日本一の道具街「かっぱ橋」 「かっぱ」とは河童なのか、雨合羽なのか、一体どちらなのか?
2022年1月29日
知る!TOKYO台東区の浅草と上野の間に位置する「かっぱ橋道具街」。そんな同所の「かっぱ」とは何でしょうか。河童? 合羽? ルポライターの昼間たかしさんが解説します。
飲食関連の道具なら何でもそろう街
台東区の浅草と上野の間に位置する「かっぱ橋道具街」は、食器や調理器具などを取り扱う問屋街です。

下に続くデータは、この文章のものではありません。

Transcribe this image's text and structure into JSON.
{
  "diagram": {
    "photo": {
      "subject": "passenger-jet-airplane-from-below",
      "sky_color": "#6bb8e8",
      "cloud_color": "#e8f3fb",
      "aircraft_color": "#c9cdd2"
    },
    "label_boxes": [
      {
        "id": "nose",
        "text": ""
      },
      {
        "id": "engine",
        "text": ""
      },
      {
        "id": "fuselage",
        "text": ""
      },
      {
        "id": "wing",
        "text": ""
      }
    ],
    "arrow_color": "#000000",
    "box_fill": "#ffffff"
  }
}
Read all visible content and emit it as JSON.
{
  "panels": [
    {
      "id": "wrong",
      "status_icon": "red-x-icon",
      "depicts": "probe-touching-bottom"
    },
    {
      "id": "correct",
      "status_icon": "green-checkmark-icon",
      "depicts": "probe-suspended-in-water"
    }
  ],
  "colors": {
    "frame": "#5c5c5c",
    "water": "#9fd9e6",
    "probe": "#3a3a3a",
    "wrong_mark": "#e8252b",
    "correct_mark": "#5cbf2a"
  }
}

店舗数は170以上で、飲食関連の道具なら何でもそろう「日本一の道具街」として知られています。

筆者は以前、アイスクリームを盛る取っ手の付いた道具が急きょ必要になり、かっぱ橋道具街に行きました。正式な名前を知らなかったので、店員に
「あの~、アイスクリームをすくうアレが欲しいんですが……」
とジェスチャーをしながら尋ねたところ、「はいはい、ありますよ」とすぐにお目当ての道具が出てきました。それが「アイスクリームディッシャー」と呼ばれることを、そのとき初めて知りました。
ちなみに巨大なスプーン型の道具より、持ち手がバネになっていて半円の部分が閉じたり開いたりするタイプのほうが素人には扱いやすいとのことでした。
かっぱは「合羽」「河童」どちら?
そんな便利なかっぱ橋道具街ですが、その始まりは明治から大正初期にかけて古道具屋が数軒並んでいたことだとされています。なお「かっぱ橋」は通称で、行政上の地名ではありません。正確には台東区西浅草と松が谷周辺を指します。
では、どのような事情で「かっぱ橋」という地名が生まれたのでしょうか
名前の由来について、かっぱ橋道具街の公式ウェブサイトにはふたつの説が掲載されています。
ひとつ目の由来は、現在の台東区生涯学習センター(台東区西浅草3)辺りにあった伊予新谷藩(現・愛媛県大洲市の新谷陣屋に藩庁を置いた藩)の下屋敷の侍が内職で雨合羽(がっぱ)を作り、近くの橋に干していたから、というもの。ふたつ目の由来は、妖怪として知られる河童(かっぱ)から、です。
ちなみに、道具街のエリア内には「かっぱ河太郎」という名の河童のブロンズ像があります。

さて、どちらの説が正しいのでしょうか。
隅田川の河童が河川改修を手伝った?
かつて江戸時代、この土地に雨合羽を商いにしていた合羽屋喜八(かっばや きはち)という人物がいました。土地の水はけが悪かったため、喜八は私財を投じて当時流れていた新堀川の改修を行いました。
現在、新堀川は「新堀通り」として、道具街を南北に走っています。

しかし喜八の工事は思うようにはかどらなかったため、その様子を見ていた隅田川の河童たちが毎夜作業に協力。河童たちを目撃した人は運が開けたと言われています。
やがてこの言い伝えは「かっぱ大明神」という信仰になり、商売繁盛を願うものに変化。喜八が葬られた曹源寺(台東区松が谷3)にはかっぱ大明神を祭ったお堂があります。ちなみに大明神の前で「オン カッパ ヤ ソワカ」という真言を21回唱えると、御利益があるそうです。
なお喜八の墓碑には「てっぺんへ手向けの水や川太郎」と記され、墓石のてっぺんは水がたまるようにへこんでおり、河童をイメージしたようなデザインになっています。ちなみに「川太郎」とは喜八のことです。